Security expert Kwesi Aning flares up: “Am I the criminal?”
Acclaimed security specialist Dr. Kwesi Aning, Director at the Kofi Annan International Peacekeeping Training Centre at Teshie in Accra, appears irritated and tired with Ghanaians’ apparent disinterest in their own security.
Sounding unusually pissed by reports of recurring armed raids by robbers who appear to have a field day, the usually coolheaded expert whose opinion on any security situation is only a phone call away, told his host on Joy FM’s Super Morning Show Tuesday that when he analyses the security situation and paints the true picture, he is vilified as though he wishes the nation ill.
Meanwhile those charged with planning and providing security adequate enough for the citizenry, he said, lack the grand appreciation of the enormity of the situation let alone proffer the required effective solutions.
“Am I the criminal?” he retorted to questions of why he thinks the situation is bound to worsen in the face of the current sub-adequate approaches for solutions that do not analyze crime patterns or triangulate the phenomenon.
“If you look at the police vehicles, very nice… and you look at the state of our roads, there is just no correlation between what drove the choice of those Toyotas and the roads on which they need to drive to apprehend criminals. So any criminal who can run a little bit faster than a pot-bellied old man like me, those cars cannot chase them on our roads.
“The criminals know that, so now what drives the criminality relates to the demographics, the median age in this country is 21, badly educated, unemployed, increasingly unemployable, expanding urban space totally unplanned, all contribute to facilitating crime.”
Asked what he thinks it will take to reduce the crime rate, Dr. Aning retorted: “Well come to my new class starting in September and I will teach you and I’ll charge you for it because I pay my own petrol …”
If his host took that for a joke, Dr. Kwesi Aning made it clear it was no joke at all: “Oh no, true, no, no, no, don’t laugh. You see you should be asking those who should be protecting you and I, ‘what are you doing with the state-funding of your lifestyle so you and I can feel secure enough to go about our business?’ I am a private businessman, so let people come to my class in September and I’ll charge them for it.”
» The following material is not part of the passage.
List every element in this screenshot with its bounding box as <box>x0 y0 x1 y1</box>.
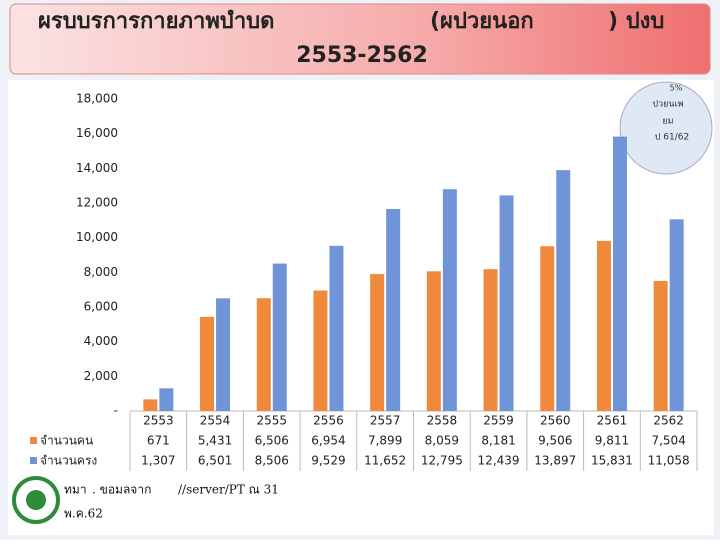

He maintained that providing public security is not just about the logistics and resources. “You need a grander strategic understanding of security management that ties in to the logistics, the resources and the manpower. You see, here you’ll hear some important person say ‘oh we need more cars, we need more telephones, we need more handsets, we need more men and women. What is the strategic context and understanding of the security environment within which you need more men and women? Now come on, why don’t you ask the big men and women whose petrol is paid for, that what is the strategic context when they say we need xyz within which they are plotting these figures?”
Interestingly, shortly after that interaction, news broke of an ongoing armed robbery of a transport company at the North Industrial Area where armed men eventually made away with huge sums of money and also seized a private car after their getaway car lost its tyres.
About 20 money transfer outlets are reported to have been raided in Accra during February alone.